With our insight we also know that it takes less of the planet’s resources to keep an old car running than buying a new one, so we can even smile smugly as we leave the latest hybrid behind in a haze of barely burned hydrocarbons.

The recent cold spell has, for me, brought to the fore a specific difference between old and new cars – or rather a difference evoked in the driver.

Obviously I notice when the roads are a bit slippery, in fact one of the reasons I enjoy driving my particular chariot is exactly because of the level of feedback I experience. I have to say that in addition it rather focuses one’s mind knowing that crumple zones are less than generous and the only thing between the driver and a hasty demise is how gently you apply the unfiltered control inputs.  

This morning I was heading up the dual carriageway when I was overtaken by a Golf scudding along at a rate of knots with the driver drinking a coffee. I certainly wouldn’t claim to have been near the ragged edge (such things aren’t for the morning commute) but the speed differential was so great I suspect her dashboard was lit up like a Christmas tree as all the electronic gee-gaws did their best to stop her from smearing herself up the central barrier. Or indeed rolling the car up into a ball as it flew off in a parabolic arc over the boondocks.
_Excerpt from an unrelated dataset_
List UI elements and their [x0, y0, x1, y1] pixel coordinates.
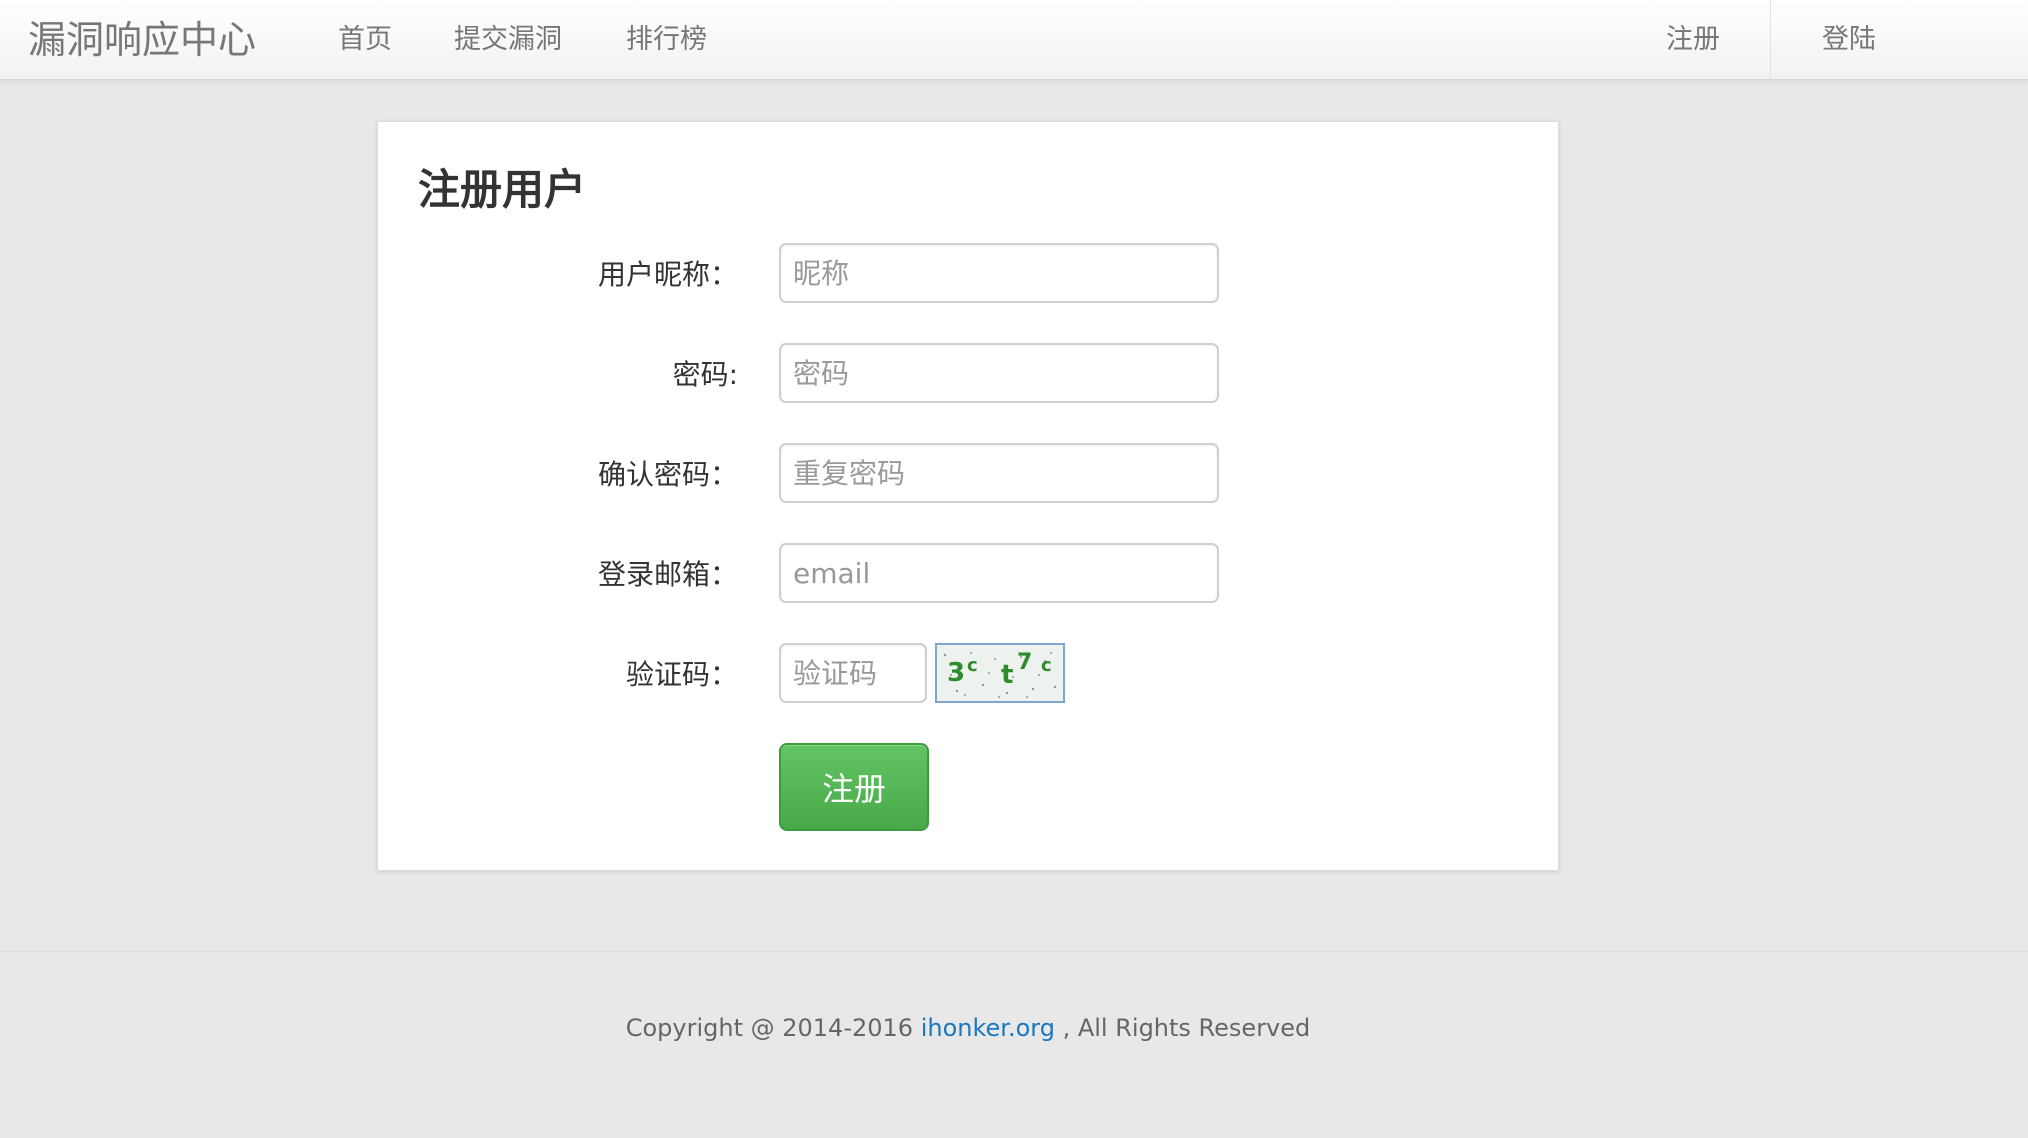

This is all well and good, in some ways demonstrating why this technology is essential for the general public. What happens though when all the computers under the bonnet breath a collective sigh of resignation and hold up their virtual hands in resignation to the inevitable? After all, as one learned philosopher was fond of saying “Ye canna change the laws of physics.”

Miss Carefree-Commuter (the driver being female in this case, other genders of idiotic driver are available) will be unaware of just where the limits are and anyway is unengaged from actively driving as she is so cosseted in this.

Add the fact that “when it all goes Pete Tong” she will be travelling at a high speed then a sudden breach of the limits will make rather a nasty mess of something or other, quite possibly her. With the proliferation of the safety aids that lead to this scenario there is little wonder new cars have so many air bags these days.